The Elegance and Virtuosity of Marble in Sculpture

Setdart dedicates a monographic auction to marble virtuosity

The 19th century was the great century of the expositions, a hymn to industrial progress and globalization. Although London in 1851 with its first Universal Exposition in the Crystal Palace in Hyde Park has been recognized as the best known of these events, it was France in 1798 who inaugurated this tradition with the French Industrial Exposition.

Exhibitions of Fine Arts or Arts and Industry were the ones that brought together new sculptural works or works on canvas, spurring the creativity of artists under the mantle of competitiveness and economic benefits. Naturally, the exhibition of these works generated debates among the attendees, depending on the subject matter, such as the nudity of the female body. One of the most cited aspects of the nudes could be the effect they had on the viewer in relation to morality.

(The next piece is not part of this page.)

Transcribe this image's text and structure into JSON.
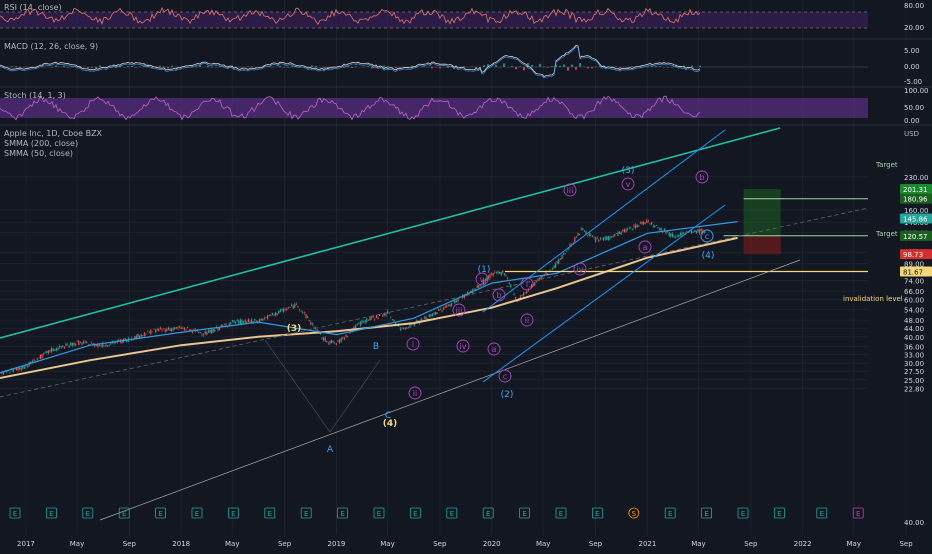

Related to this debate was the theory of the chastity of marble, that is, a condition that works of art would possess and that would exempt them from being perceived from sexual desire. In the 18th century, Wincklemann and Mengs already proposed sculpture as ideal representations of the human body with a spirit of its own that should not give rise to lewd interpretations. The pristineness of the Carrara marble was in keeping with this idea of purity. In addition, a distinction should be made between the artistic nude and the anatomical nude, the former being beautiful, tasteful, and the latter realistic, vulgar.

Lot 35268645. Attributed to Antonio Frilli

Once this point is clarified, it is possible to correctly understand the sculpture of marble in the context of the 19th century and the pieces that have been auctioned.

Lot 35360165 is one of the oldest of the auctioned lots – together with the 16th century bust corresponding to lot 35340542 -, an interesting marble of Dionysus accompanied by a can, from the 18th century, partially lost, following Greco-Roman models, with an elegant contrapposto and dynamic leg crossing that creates a sinuous line at the hips. It is an excellent example of the survival of these models that enjoyed a second youth with the discovery of Pompeii and Herculaneum around 1740.

By Giuseppe Lazzerini, lot 35233500, is the most interesting piece of the auction, a representation of Pales, protector of the land and domestic livestock. Lazzerini is an artist supported by the market, with recent auctions of up to €35,000, so the estimate of €30,000 to €40,000 for the sculpture tendered at Setdart is not surprising.

Lot 35233500. Giuseppe Lazzerini

The partially nude goddess, with her bust uncovered, is a good example of what has been previously stated in relation to the theory of the marble chastityThe sex is subtly covered by the drapery, as is the case with the Venus of the lot 35340545, although in this case it is the foliage, chiseled with great skill, which prevents us from seeing the intimate parts of the goddess. It is a work of a markedly neoclassical character, inspired not only by Greco-Roman sculpture, but also by the work “Captive Love” by the Belgian Charles Auguste Fraikin.

But the 19th century was not only about male and female nudes, as philosophers, orators or politicians such as Demosthenes – 35248749 -, role models for nineteenth-century society, found their niche in the production of certain artists. To cite some personalities who saw in Demosthenes a source of inspiration, we have Henry Clay or Georges Clemenceau, the latter even writing a book about him.

Lot 35248749. “Demosthenes”, s. XIX.

Finally, at the end of the 19th century and the first third of the 20th century, academicism suffered a hard setback when it lost the favor of the new generation of artists who found inspiration far from tradition, based on the principles of classicism. Although there are still some pieces that drink from these precepts, such as the lot 35340398, by the Italian Umberto Biagini, the Art Deco period finds in rationalism, monumentality and geometry the pillars on which to build its expressiveness. The lot 35268645 is a good example of this, since what a century ago was the reinterpretation of the Greco-Roman nude under the magnifying glass of academicism, now becomes an enigmatic hieratism, almost Egyptian in style, which contains the organicist movements of modernism just twenty years ago.

Lot 35340398. Umberto Biagini

We are, therefore, faced with an auction that focuses on the monumentality of the sculpture, the marble chastity and the debates that this has generated throughout the nineteenth century, with a nude that has managed to detach itself from the coercive academic canons to fly free under the firmament of the avant-garde of the twentieth century.